SHAP values are computed for train and eval sets, used to train a correctness classifier, and the resulting correctness predictions decide when to flip the model predictions before scoring. Results are averaged over n_pred iterations.
- Parameters:
x_eval (array-like) – Feature matrix for evaluation.
n_pred (int) – Number of correctness predictions to average over.
train_data (tuple of (array-like, array-like), optional) – Training data (X, y) used to fit the original model and compute SHAP values, if not already provided during fit().
- Returns:
Mapping me
- Return type:
dict
- fit(x: _SupportsArray[dtype[Any]] | _NestedSequence[_SupportsArray[dtype[Any]]] | bool | int | float | complex | str | bytes | _NestedSequence[bool | int | float | complex | str | bytes] | None = None, y: Sequence[Any] | None = None) ShapEvaluator[source]¶
Fit the model used by the evaluator.
If x_train and y_train were provided during initialization, they take precedence.

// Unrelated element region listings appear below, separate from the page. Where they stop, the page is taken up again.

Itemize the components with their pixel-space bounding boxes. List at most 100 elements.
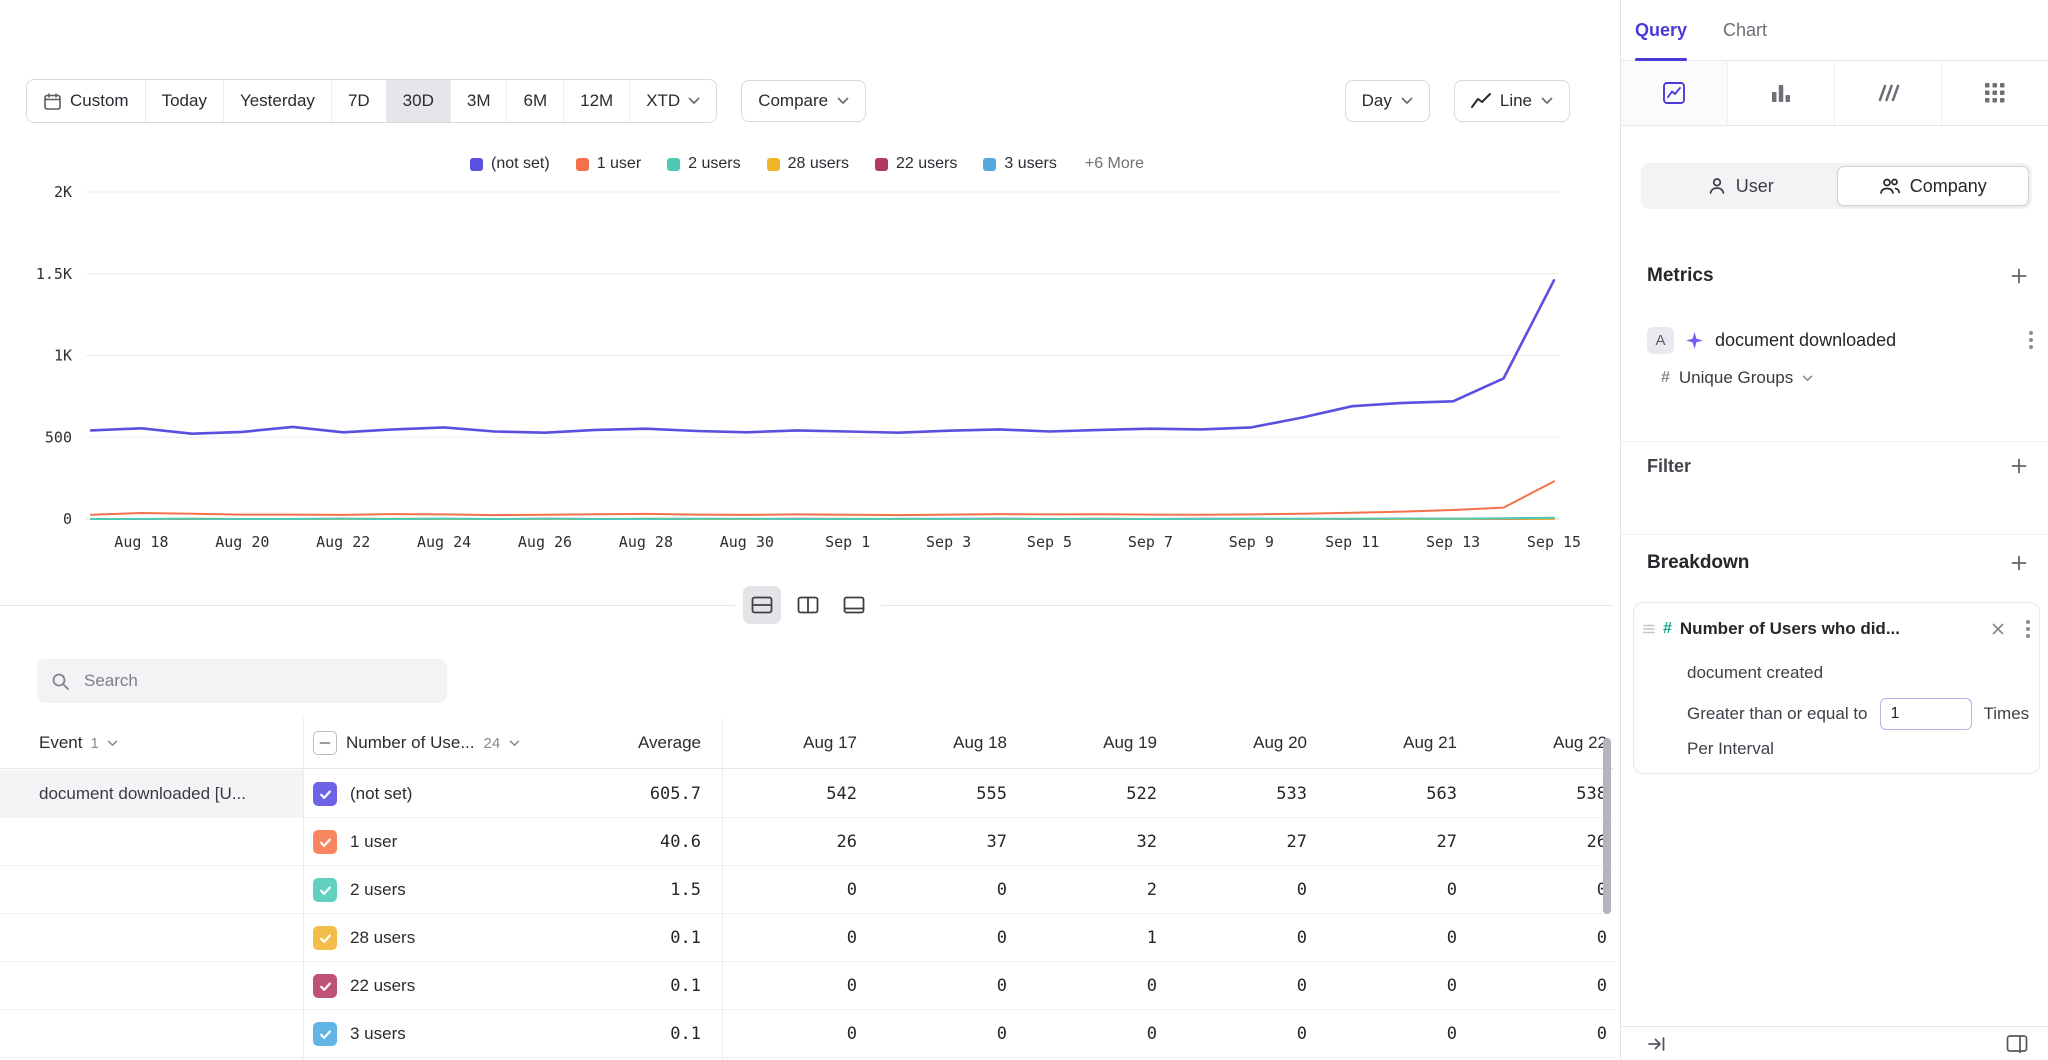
kebab-icon — [2025, 618, 2031, 640]
cell-value: 0 — [1467, 962, 1607, 1010]
series-checkbox[interactable] — [313, 1022, 337, 1046]
toggle-company[interactable]: Company — [1837, 166, 2030, 206]
funnel-chart-icon — [1876, 81, 1900, 105]
series-label: 1 user — [350, 818, 397, 866]
event-sparkle-icon — [1685, 331, 1704, 350]
cell-value: 32 — [1017, 818, 1157, 866]
cell-value: 0 — [717, 914, 857, 962]
cell-value: 542 — [717, 770, 857, 818]
close-icon — [1991, 622, 2005, 636]
cell-value: 0 — [1167, 1010, 1307, 1058]
add-breakdown-button[interactable] — [2008, 552, 2030, 574]
aggregation-label: Unique Groups — [1679, 368, 1793, 388]
check-icon — [318, 787, 333, 802]
panel-divider — [1621, 534, 2048, 535]
metric-aggregation-dropdown[interactable]: # Unique Groups — [1661, 364, 1813, 392]
analytics-app: CustomTodayYesterday7D30D3M6M12MXTD Comp… — [0, 0, 2048, 1060]
series-checkbox[interactable] — [313, 878, 337, 902]
breakdown-property-name[interactable]: Number of Users who did... — [1680, 619, 1989, 639]
cell-value: 0 — [867, 962, 1007, 1010]
cell-value: 538 — [1467, 770, 1607, 818]
tab-query[interactable]: Query — [1635, 0, 1687, 60]
table-row: document downloaded [U... (not set) 605.7 5… — [0, 770, 1614, 818]
toggle-sidebar-button[interactable] — [2004, 1032, 2030, 1055]
tab-segmentation-chart[interactable] — [1621, 61, 1728, 125]
chevron-down-icon — [1802, 375, 1813, 382]
series-checkbox[interactable] — [313, 974, 337, 998]
table-row: 3 users0.1000000 — [0, 1010, 1614, 1058]
user-icon — [1707, 176, 1727, 196]
series-checkbox[interactable] — [313, 926, 337, 950]
event-name-cell[interactable]: document downloaded [U... — [0, 770, 303, 818]
table-body: document downloaded [U... (not set) 605.7 5… — [0, 0, 1614, 1060]
cell-value: 27 — [1317, 818, 1457, 866]
series-label: 28 users — [350, 914, 415, 962]
segmentation-chart-icon — [1662, 81, 1686, 105]
series-label: 3 users — [350, 1010, 406, 1058]
cell-value: 0 — [1317, 1010, 1457, 1058]
kebab-icon — [2028, 329, 2034, 351]
series-label: (not set) — [350, 770, 412, 818]
threshold-input[interactable] — [1880, 698, 1972, 730]
remove-breakdown-button[interactable] — [1989, 620, 2007, 638]
number-property-icon: # — [1661, 369, 1670, 387]
check-icon — [318, 979, 333, 994]
average-value: 0.1 — [560, 914, 701, 962]
tab-bar-chart[interactable] — [1728, 61, 1835, 125]
table-row: 2 users1.5002000 — [0, 866, 1614, 914]
panel-footer — [1621, 1026, 2048, 1060]
cell-value: 1 — [1017, 914, 1157, 962]
check-icon — [318, 835, 333, 850]
metric-menu-button[interactable] — [2026, 327, 2036, 353]
average-value: 1.5 — [560, 866, 701, 914]
breakdown-menu-button[interactable] — [2023, 616, 2033, 642]
series-label: 22 users — [350, 962, 415, 1010]
query-panel: Query Chart User Company — [1620, 0, 2048, 1060]
panel-divider — [1621, 441, 2048, 442]
chart-module: CustomTodayYesterday7D30D3M6M12MXTD Comp… — [0, 0, 1614, 1060]
plus-icon — [2010, 457, 2028, 475]
cell-value: 0 — [717, 1010, 857, 1058]
breakdown-condition-row: Greater than or equal to Times — [1687, 697, 2031, 731]
matrix-chart-icon — [1984, 82, 2006, 104]
toggle-company-label: Company — [1910, 176, 1987, 197]
cell-value: 0 — [1317, 914, 1457, 962]
panel-tabs: Query Chart — [1621, 0, 2048, 61]
toggle-user[interactable]: User — [1644, 166, 1837, 206]
average-value: 40.6 — [560, 818, 701, 866]
filter-section-header: Filter — [1647, 452, 2030, 480]
add-metric-button[interactable] — [2008, 265, 2030, 287]
sidebar-panel-icon — [2006, 1034, 2028, 1053]
breakdown-section-header: Breakdown — [1647, 549, 2030, 577]
cell-value: 0 — [1167, 914, 1307, 962]
breakdown-event-name[interactable]: document created — [1687, 663, 1823, 683]
cell-value: 0 — [717, 866, 857, 914]
cell-value: 0 — [1317, 866, 1457, 914]
series-checkbox[interactable] — [313, 830, 337, 854]
cell-value: 0 — [1317, 962, 1457, 1010]
average-value: 605.7 — [560, 770, 701, 818]
plus-icon — [2010, 267, 2028, 285]
bar-chart-icon — [1769, 81, 1793, 105]
metric-badge: A — [1647, 327, 1674, 354]
metric-name: document downloaded — [1715, 330, 2015, 351]
vertical-scrollbar[interactable] — [1603, 738, 1611, 914]
tab-funnel-chart[interactable] — [1835, 61, 1942, 125]
add-filter-button[interactable] — [2008, 455, 2030, 477]
cell-value: 0 — [1467, 866, 1607, 914]
table-row: 28 users0.1001000 — [0, 914, 1614, 962]
collapse-panel-button[interactable] — [1645, 1033, 1669, 1055]
per-interval-label[interactable]: Per Interval — [1687, 739, 1774, 759]
drag-handle-icon[interactable] — [1642, 623, 1656, 635]
series-checkbox[interactable] — [313, 782, 337, 806]
cell-value: 533 — [1167, 770, 1307, 818]
check-icon — [318, 931, 333, 946]
tab-matrix-chart[interactable] — [1942, 61, 2048, 125]
condition-label[interactable]: Greater than or equal to — [1687, 704, 1868, 724]
metric-item[interactable]: A document downloaded — [1647, 322, 2036, 358]
metrics-section-header: Metrics — [1647, 262, 2030, 290]
tab-chart[interactable]: Chart — [1723, 0, 1767, 60]
toggle-user-label: User — [1736, 176, 1774, 197]
cell-value: 0 — [717, 962, 857, 1010]
cell-value: 2 — [1017, 866, 1157, 914]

Otherwise, the provided x and y are stored and used for computing SHAP values during the estimation step.
- Parameters:
x (array-like of shape (n_samples, n_features)) – Feature matrix used to fit the original model and to compute SHAP values if x_train is not already defined.
y (array-like of shape (n_samples,)) – Labels corresponding to x. Required if no training data was provided at initialization.
- Returns:
self – The fitted evaluator instance.
- Return type:
- Raises:
ValueError – If no training data is available, preventing the underlying model from being fitted.